# Why does a balance balance?

1. Jan 15, 2006

### Chaos Pariah

I've been trying to wrap my mind around how a balance works, and I come up with a question I need help with...
If you have a traditional balance scale, and you put perfectly equal weights on both sides, of course the scale balances the two out, and the two objects being weighed end-up at equal distances from the ground, like a teeter-totter.
Why does the balance equal out, instead of merely remaining wherever one puts it?
It seems to me that if the weights are equal and the distance from the fulcrum is equal, that if I were to exert force to raise one side of the balance (lowering the other), the weights would remain wherever I adjusted them, instead of moving back to the point where the lever is once more parallel. What force causes the movement back to "center"?

2. Jan 15, 2006

### fargoth

lets assume the balance is not at equilibtium because you pushed one weight down, the rod connecting the two weights has the degree $$\Theta$$ from the horizon.
no, mg acts downward, meaning that between the rod and the force for the upper weight you got $$90-\Theta$$ and for the lower weight its $$90+\Theta$$.
now the torque on the rod is the product of r cross F ($$r x F$$) so its size is $$N=r*mg*sin(90+\Theta)-r*mg*sin(90-\Theta)$$ when r is the distance of weights from the rotation axis.

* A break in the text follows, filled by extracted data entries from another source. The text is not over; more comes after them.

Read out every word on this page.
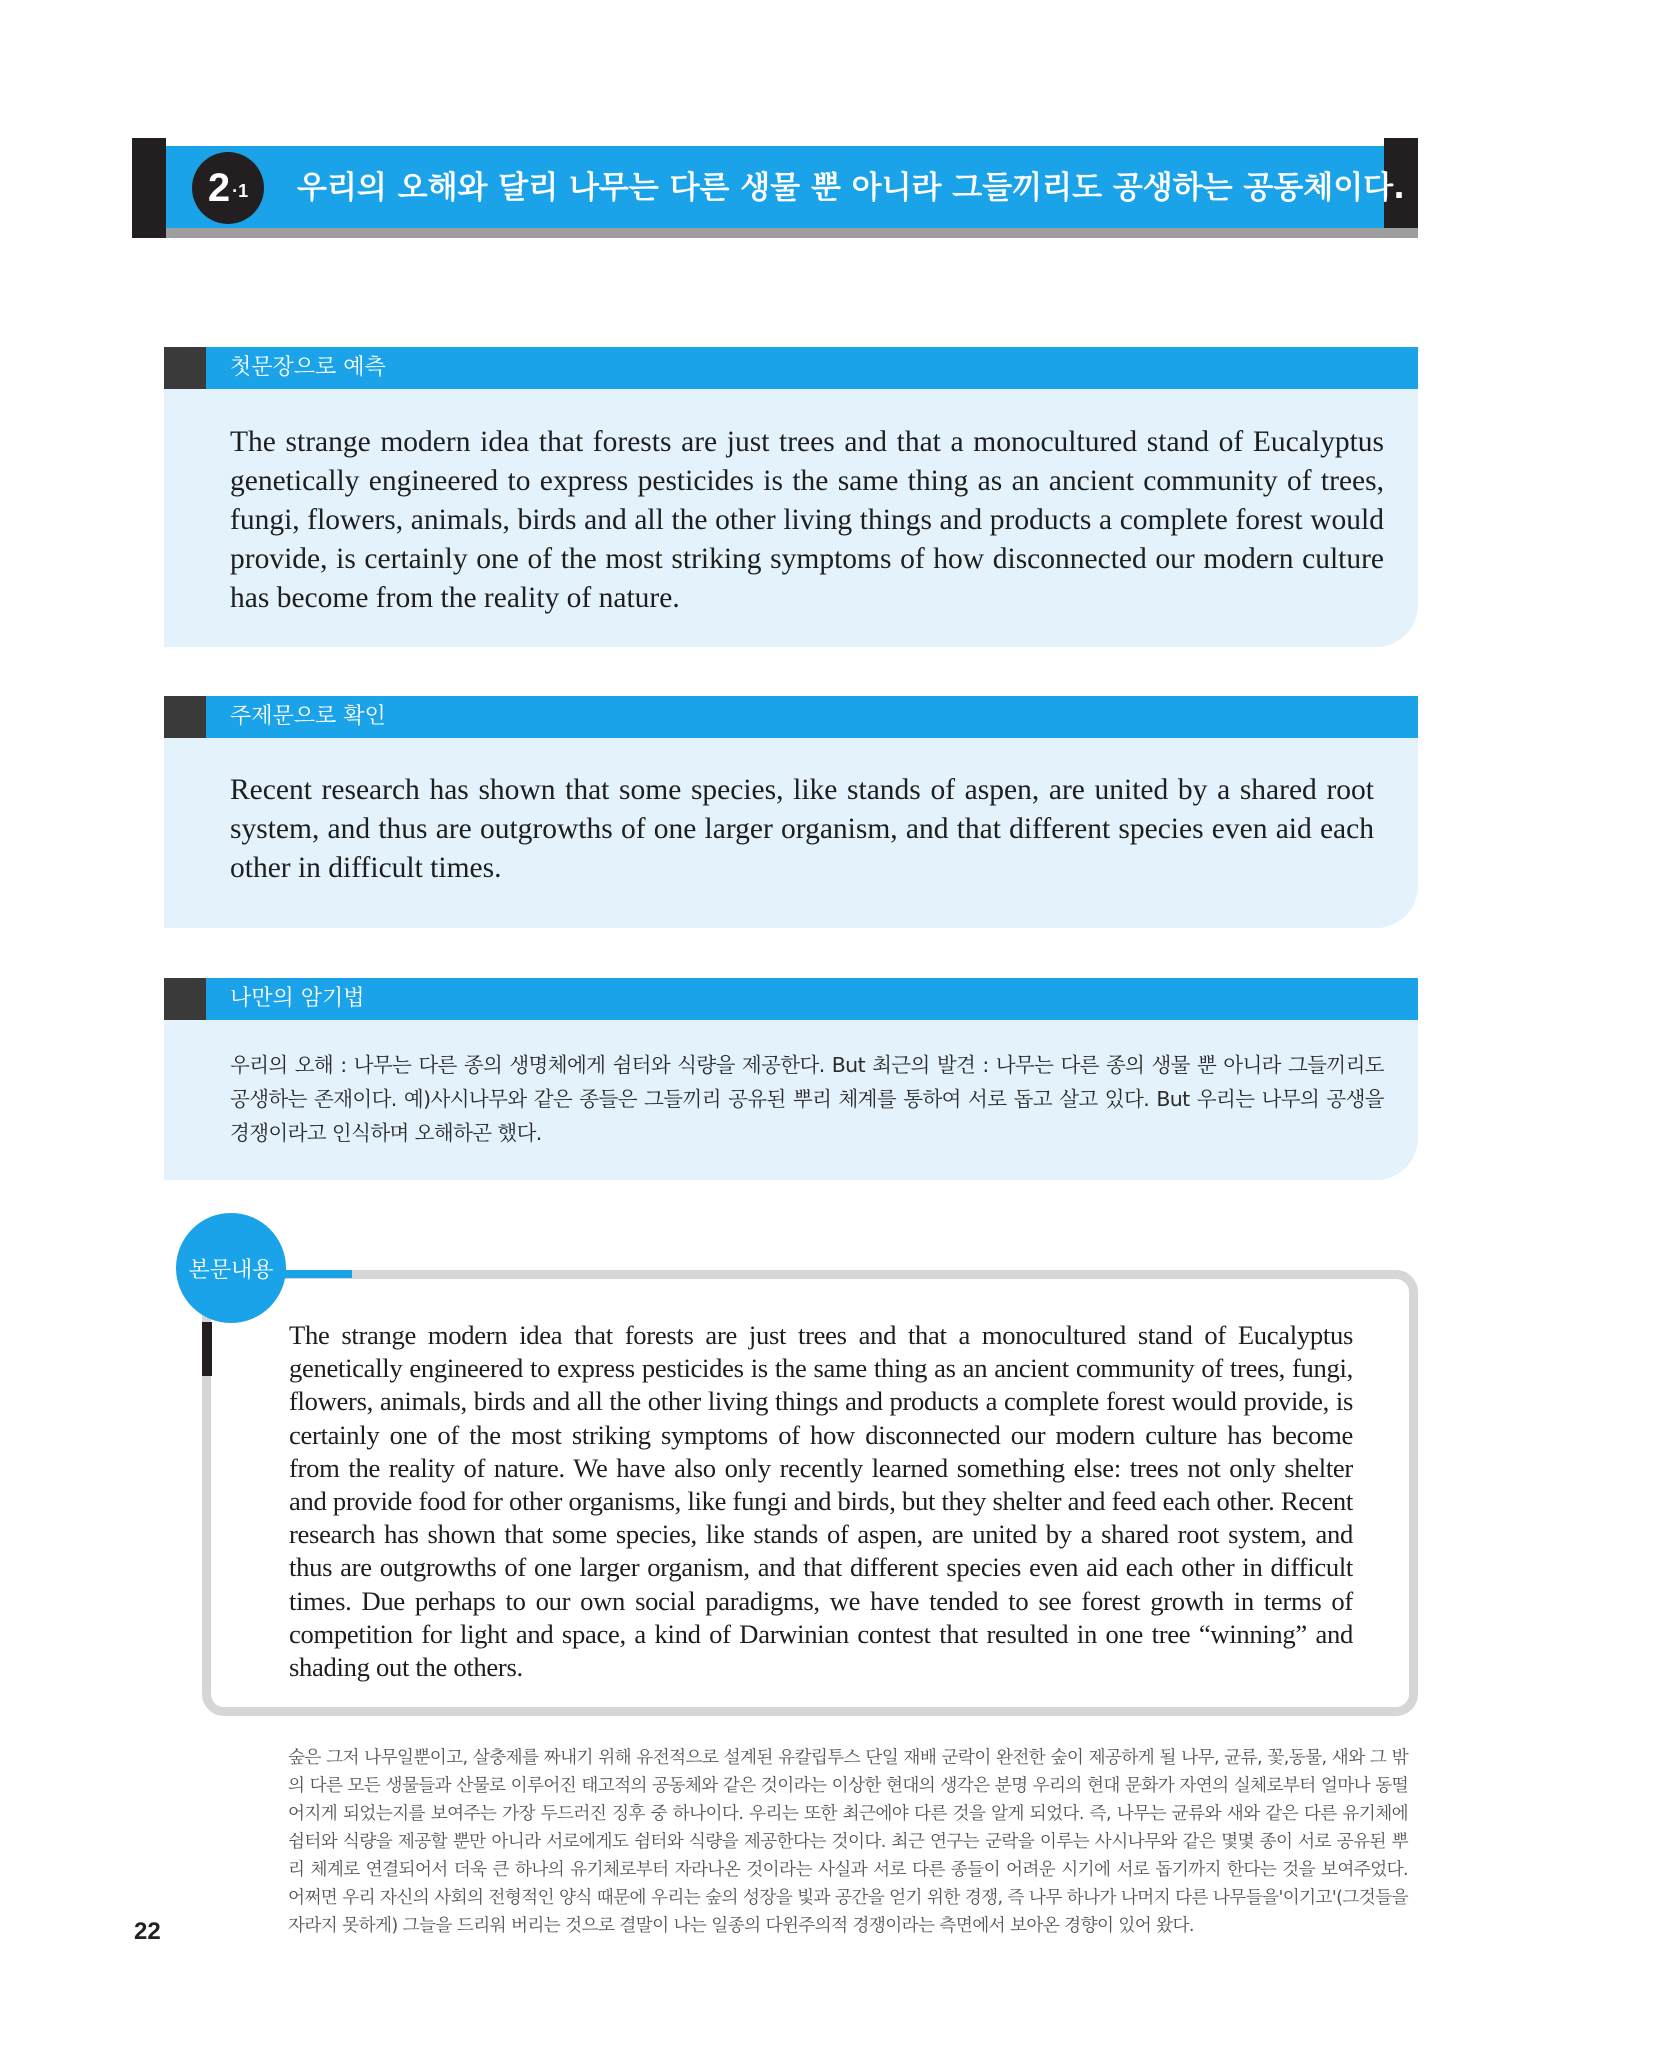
2 ·1 우리의 오해와 달리 나무는 다른 생물 뿐 아니라 그들끼리도 공생하는 공동체이다.
첫문장으로 예측
The strange modern idea that forests are just trees and that a monocultured stand of Eucalyptus genetically engineered to express pesticides is the same thing as an ancient community of trees, fungi, flowers, animals, birds and all the other living things and products a complete forest would provide, is certainly one of the most striking symptoms of how disconnected our modern culture has become from the reality of nature.
주제문으로 확인
Recent research has shown that some species, like stands of aspen, are united by a shared root system, and thus are outgrowths of one larger organism, and that different species even aid each other in difficult times.
나만의 암기법
우리의 오해 : 나무는 다른 종의 생명체에게 쉼터와 식량을 제공한다. But 최근의 발견 : 나무는 다른 종의 생물 뿐 아니라 그들끼리도 공생하는 존재이다. 예)사시나무와 같은 종들은 그들끼리 공유된 뿌리 체계를 통하여 서로 돕고 살고 있다. But 우리는 나무의 공생을 경쟁이라고 인식하며 오해하곤 했다.
본문내용
The strange modern idea that forests are just trees and that a monocultured stand of Eucalyptus genetically engineered to express pesticides is the same thing as an ancient community of trees, fungi, flowers, animals, birds and all the other living things and products a complete forest would provide, is certainly one of the most striking symptoms of how disconnected our modern culture has become from the reality of nature. We have also only recently learned something else: trees not only shelter and provide food for other organisms, like fungi and birds, but they shelter and feed each other. Recent research has shown that some species, like stands of aspen, are united by a shared root system, and thus are outgrowths of one larger organism, and that different species even aid each other in difficult times. Due perhaps to our own social paradigms, we have tended to see forest growth in terms of competition for light and space, a kind of Darwinian contest that resulted in one tree “winning” and shading out the others.
숲은 그저 나무일뿐이고, 살충제를 짜내기 위해 유전적으로 설계된 유칼립투스 단일 재배 군락이 완전한 숲이 제공하게 될 나무, 균류, 꽃,동물, 새와 그 밖의 다른 모든 생물들과 산물로 이루어진 태고적의 공동체와 같은 것이라는 이상한 현대의 생각은 분명 우리의 현대 문화가 자연의 실체로부터 얼마나 동떨어지게 되었는지를 보여주는 가장 두드러진 징후 중 하나이다. 우리는 또한 최근에야 다른 것을 알게 되었다. 즉, 나무는 균류와 새와 같은 다른 유기체에 쉼터와 식량을 제공할 뿐만 아니라 서로에게도 쉼터와 식량을 제공한다는 것이다. 최근 연구는 군락을 이루는 사시나무와 같은 몇몇 종이 서로 공유된 뿌리 체계로 연결되어서 더욱 큰 하나의 유기체로부터 자라나온 것이라는 사실과 서로 다른 종들이 어려운 시기에 서로 돕기까지 한다는 것을 보여주었다. 어쩌면 우리 자신의 사회의 전형적인 양식 때문에 우리는 숲의 성장을 빛과 공간을 얻기 위한 경쟁, 즉 나무 하나가 나머지 다른 나무들을'이기고'(그것들을 자라지 못하게) 그늘을 드리워 버리는 것으로 결말이 나는 일종의 다윈주의적 경쟁이라는 측면에서 보아온 경향이 있어 왔다.
22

EDIT: sorry i just saw this one give N=0... im going to sleep right now, i'll give you the right answer tomorrow incase no one else comes first.

Last edited: Jan 15, 2006
3. Jan 15, 2006

### Dmstifik8ion

For the same reason it balances empty (when you calibrate it). The stability is due to the center of gravity being below the pivot point. This is why a pendulum seeks a straight downward position.

4. Jan 16, 2006

### fargoth

yeah, ok, i found the problem, if you got a rod with two equal masses on it, and the pivot point is on the center of mass, as in the exercise i tried to solve, the rod will be balanced for every angle.
if the center of mass is below the pivot point, it will indid return to $$\Theta=0$$ for equilibrium.
because the torque is $$2mgaSin(\Theta)$$ when "a" is the distance of the center of mass from the pivot point.
if you want instructions on how i got this solution id be happy to write it for you.

5. Jan 17, 2006

### Chaos Pariah

Thanks!

Thanks, everyone, for your help in explaining this to me. Actually, when I first found this forum, I searched for a thread that dealt with this question and came up empty - I guess I need to refine my skills in composing such searches. It turns out that immediately after posting my question, I was curious as to what others were asking about. I scrolled down the list of threads and found that someone had asked the identical question and had already received several very good answers. In any case, I now understand why the balance works. Thank you all very much for your efforts toward my continued education!